Kepler's haul = 3588 in sampled region of space
In Goldielocks zones = 1966
of these 51 are earthlike (mass) and extrapolating for undetectable (by telescope) 22500 earths in that region of space
==> galaxy wide 15-20 billion earths.
Of cause we now know that large moons orbiting large gas giants can also be likely homes for life even if they are well outside the Goldielocks zone of the parent star.
Anyone's guess how many have evolved life and likely not many will have "smart" inhabitants , even fewer will have inhabitants at least as well developed technologically as us or have been colonised by nonindigenous spacefaring beings .
And the Goldilocks Zone is such only if you assume carbon based life forms somewhat like us and our close (biochemistry) cousins, the amoeba and the yucca plant. Non-carbon-based life is not just possible, but probable. Most of these theories and models fail to account for that when projecting the probability of life elsewhere in the Universe.
But our current understanding of physics helps explain why it is, in a Universe that is suspected to be teaming with planets suitable for carbon based life, we aren't pen pals with any of our suspected neighbors. The fastest mode of communication we have at our disposal is light, which tops out at the speed of light. The fastest mode of physical transport, with or without a human aboard, tops out at about 38,000 mph (current velocity of the Voyager probes).
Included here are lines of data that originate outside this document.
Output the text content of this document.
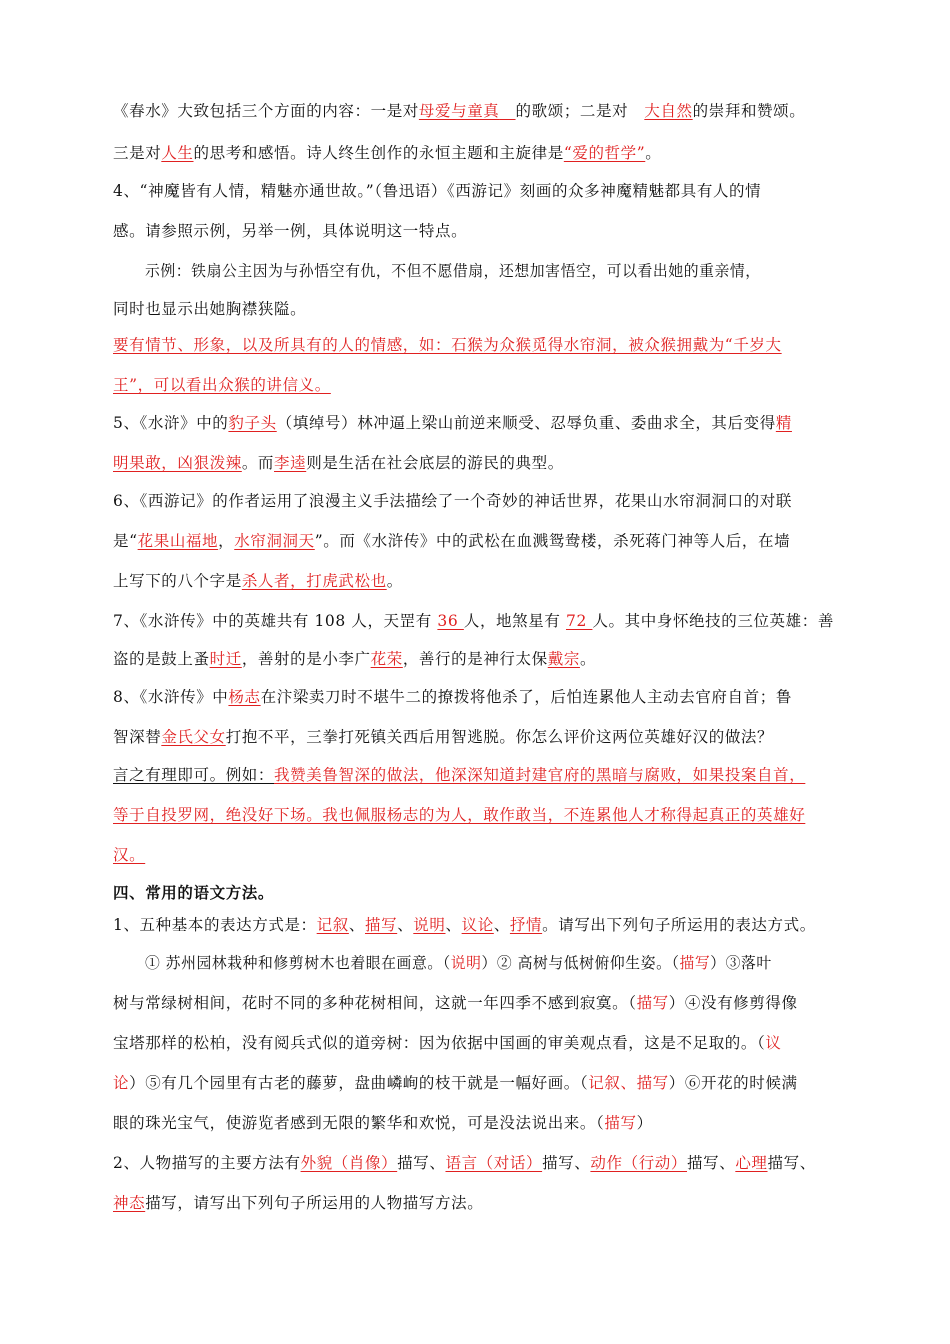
《春水》大致包括三个方面的内容：一是对母爱与童真　 的歌颂；二是对　大自然的崇拜和赞颂。
三是对人生的思考和感悟。诗人终生创作的永恒主题和主旋律是“爱的哲学”。
4、“神魔皆有人情，精魅亦通世故。”（鲁迅语）《西游记》刻画的众多神魔精魅都具有人的情
感。请参照示例，另举一例，具体说明这一特点。
示例：铁扇公主因为与孙悟空有仇，不但不愿借扇，还想加害悟空，可以看出她的重亲情，
同时也显示出她胸襟狭隘。
要有情节、形象，以及所具有的人的情感，如：石猴为众猴觅得水帘洞，被众猴拥戴为“千岁大
王”，可以看出众猴的讲信义。
5、《水浒》中的豹子头（填绰号）林冲逼上梁山前逆来顺受、忍辱负重、委曲求全，其后变得精
明果敢，凶狠泼辣。而李逵则是生活在社会底层的游民的典型。
6、《西游记》的作者运用了浪漫主义手法描绘了一个奇妙的神话世界，花果山水帘洞洞口的对联
是“花果山福地，水帘洞洞天”。而《水浒传》中的武松在血溅鸳鸯楼，杀死蒋门神等人后，在墙
上写下的八个字是杀人者，打虎武松也。
7、《水浒传》中的英雄共有 108 人，天罡有 36 人，地煞星有 72 人。其中身怀绝技的三位英雄：善
盗的是鼓上蚤时迁，善射的是小李广花荣，善行的是神行太保戴宗。
8、《水浒传》中杨志在汴梁卖刀时不堪牛二的撩拨将他杀了，后怕连累他人主动去官府自首；鲁
智深替金氏父女打抱不平，三拳打死镇关西后用智逃脱。你怎么评价这两位英雄好汉的做法？
言之有理即可。例如：我赞美鲁智深的做法，他深深知道封建官府的黑暗与腐败，如果投案自首，
等于自投罗网，绝没好下场。我也佩服杨志的为人，敢作敢当，不连累他人才称得起真正的英雄好
汉。
四、常用的语文方法。
1、五种基本的表达方式是：记叙、描写、说明、议论、抒情。请写出下列句子所运用的表达方式。
① 苏州园林栽种和修剪树木也着眼在画意。（说明）② 高树与低树俯仰生姿。（描写）③落叶
树与常绿树相间，花时不同的多种花树相间，这就一年四季不感到寂寞。（描写）④没有修剪得像
宝塔那样的松柏，没有阅兵式似的道旁树：因为依据中国画的审美观点看，这是不足取的。（议
论）⑤有几个园里有古老的藤萝，盘曲嶙峋的枝干就是一幅好画。（记叙、描写）⑥开花的时候满
眼的珠光宝气，使游览者感到无限的繁华和欢悦，可是没法说出来。（描写）
2、人物描写的主要方法有外貌（肖像）描写、语言（对话）描写、动作（行动）描写、心理描写、
神态描写，请写出下列句子所运用的人物描写方法。
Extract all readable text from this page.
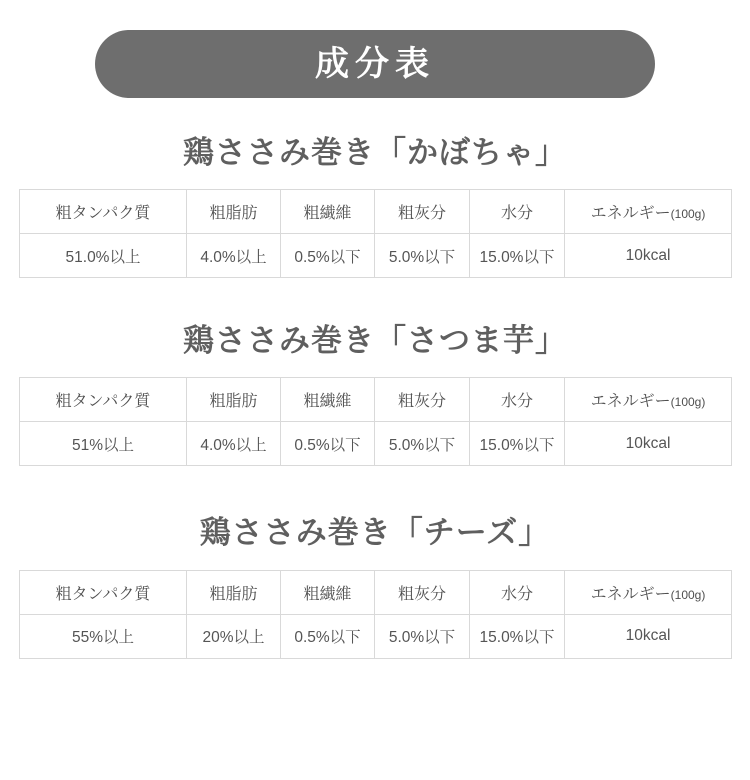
成分表
鶏ささみ巻き「かぼちゃ」
粗タンパク質	粗脂肪	粗繊維	粗灰分	水分	エネルギー(100g)
51.0%以上	4.0%以上	0.5%以下	5.0%以下	15.0%以下	10kcal
鶏ささみ巻き「さつま芋」
粗タンパク質	粗脂肪	粗繊維	粗灰分	水分	エネルギー(100g)
51%以上	4.0%以上	0.5%以下	5.0%以下	15.0%以下	10kcal
鶏ささみ巻き「チーズ」
粗タンパク質	粗脂肪	粗繊維	粗灰分	水分	エネルギー(100g)
55%以上	20%以上	0.5%以下	5.0%以下	15.0%以下	10kcal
Even if we could project a coherent light beam capable of being targeted on the nearest non-Goldilocks exoplanet orbiting Alpha Centauri (dubbed Alpha Centauri Bb), it would take the beam 4.23 years from emission to arrive at the target. Traveling to Alpha Centauri (robotically or otherwise) at 38,000mph would take approximately 78 thousand years, for reference. What intelligent technological life was on Earth 78 thousand years ago? Over the next 78 thousand year span, what is the likelihood of mass extinction events eliminating most life forms on Earth? The nearest Goldilocks planet orbits Tau Certi which is more than 11 light years away. You do the math.
The distances involved are so vast, that without some form of FTL travel and/or communication, the chances of one intelligent, technologically capable civilization coexisting simultaneously with us and being in close enough proximity to us to be able to technologically communicate with us, are exceedingly remote. Your odds of being struck dead my a meteor whilst being attacked by a Great White shark on the very day you won a half billion Dollar jackpot in the Powerball Lottery are hundreds of millions of times better.
Evolution is slow. How long did it take for Homo Habilis to evolve into new species leading to Homo Sapiens? For Homo Sapiens, how long has it taken us to evolve from early examples of the species to current stature (greater average height, weight, physical and intellectual capabilities, etc.)? What are the odds of any two proximate (in a galactic location sense) intelligent technological civilizations each achieving a level of evolution and technology allowing mutual communication over these vast distances at the same point in time? Astronomical. But eventually evolution will give us the cranial capacity necessary for our entire species to abandon ignorance and primitive superstitions. As a species we've already made great strides along this path, but the path is long and we have many miles to go before we rest.
Pending credible technological advancements or physics discoveries for overcoming the great governor, the speed of light, I will acknowledge that while it is almost 100% certain that other intelligent technological life exists in the Universe right now, it is also almost 100% certain that no person living today will ever know it. We are, for all practical inter-planetary civilization communication, combat or commerce intents and purposes, currently alone.
Given such, let's not **** up the Big Blue Marble too badly, eh?
Edited by jrbarnett, 20 February 2015 - 03:29 PM.